The FTI (Feature/Training/Inference) pipeline separation is well-enforced in the code structure — features, training, and serving are genuinely distinct modules, not one giant script. Using Polars for feature engineering is a solid choice over pandas for this scale of data. The two-tower model implementation is clean and the course explains why retrieval and ranking are separate stages rather than treating it as one black box. Cost is realistic: modules 1-4 are genuinely free, and the ~$1-2 OpenAI cost for module 5 is honest rather than buried.
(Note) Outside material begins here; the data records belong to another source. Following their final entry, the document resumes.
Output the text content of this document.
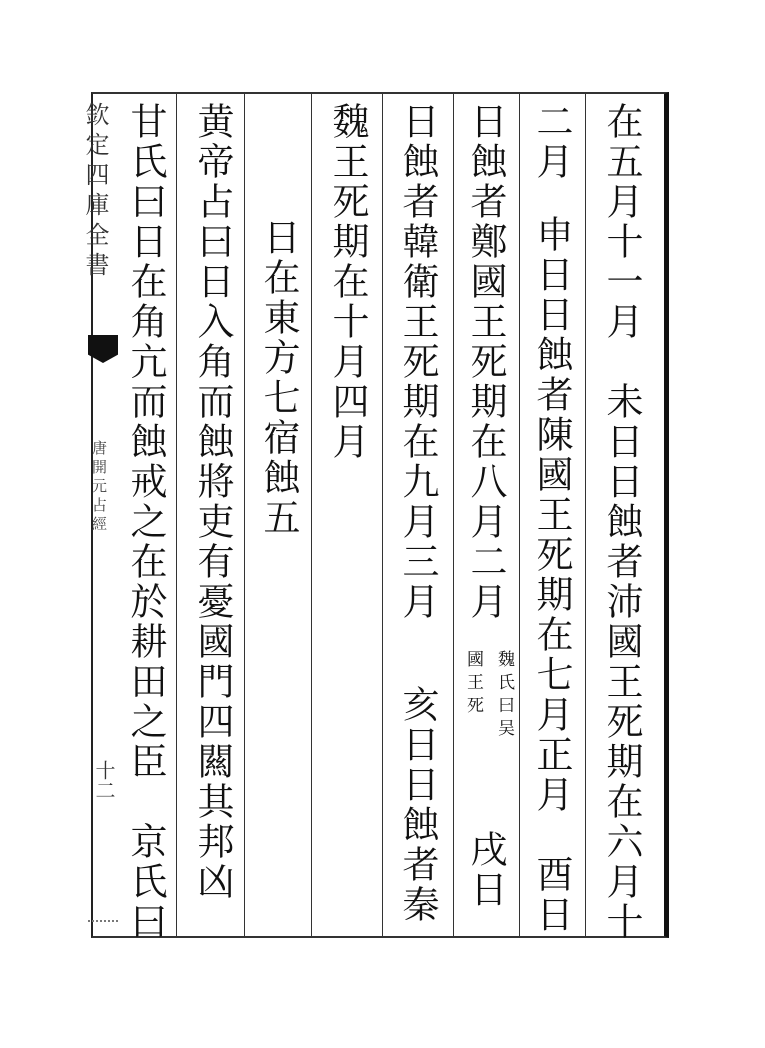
欽定四庫全書
唐開元占經
十二	在五月十一月　未日日蝕者沛國王死期在六月十
二月
申日日蝕者陳國王死期在七月正月　酉日
日蝕者鄭國王死期在八月二月
魏氏曰吴
國王死
戌日
日蝕者韓衛王死期在九月三月
亥日日蝕者秦
魏王死期在十月四月
日在東方七宿蝕五
黄帝占曰日入角而蝕將吏有憂國門四闗其邦凶
甘氏曰日在角亢而蝕戒之在於耕田之臣　京氏曰
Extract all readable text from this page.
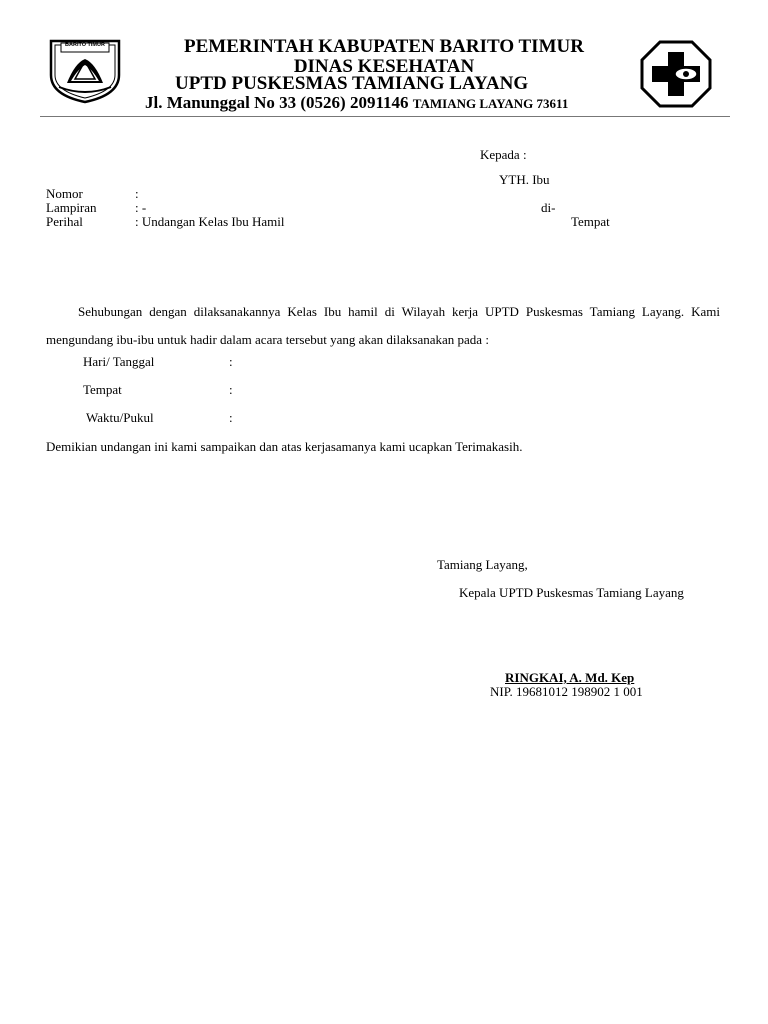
BARITO TIMUR	PEMERINTAH KABUPATEN BARITO TIMUR
DINAS KESEHATAN
UPTD PUSKESMAS TAMIANG LAYANG
Jl. Manunggal No 33 (0526) 2091146 TAMIANG LAYANG 73611
Kepada :
YTH. Ibu
di-
Tempat
Nomor	:
Lampiran	: -
Perihal	: Undangan Kelas Ibu Hamil
Sehubungan dengan dilaksanakannya Kelas Ibu hamil di Wilayah kerja UPTD Puskesmas Tamiang Layang. Kami mengundang ibu-ibu untuk hadir dalam acara tersebut yang akan dilaksanakan pada :
Hari/ Tanggal	:
Tempat	:
Waktu/Pukul	:
Demikian undangan ini kami sampaikan dan atas kerjasamanya kami ucapkan Terimakasih.
Tamiang Layang,
Kepala UPTD Puskesmas Tamiang Layang
RINGKAI, A. Md. Kep
NIP. 19681012 198902 1 001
Hard dependency on Hopsworks for the feature store and KServe for deployment means you're learning Hopsworks as much as recommender systems — if you want to adapt this to AWS SageMaker Feature Store or Vertex AI, you're mostly on your own. The notebooks are the primary learning artifact rather than the recsys Python module, so the "production code" framing is aspirational; real production systems don't run training via Jupyter. Module 5 uses OpenAI for LLM reranking with no mention of alternatives, which is an odd choice in a course that otherwise stays free. The dataset is 31M transactions from 2018-2020, so anything you learn about temporal dynamics or cold-start handling won't reflect how H&M's actual catalogue behaves today.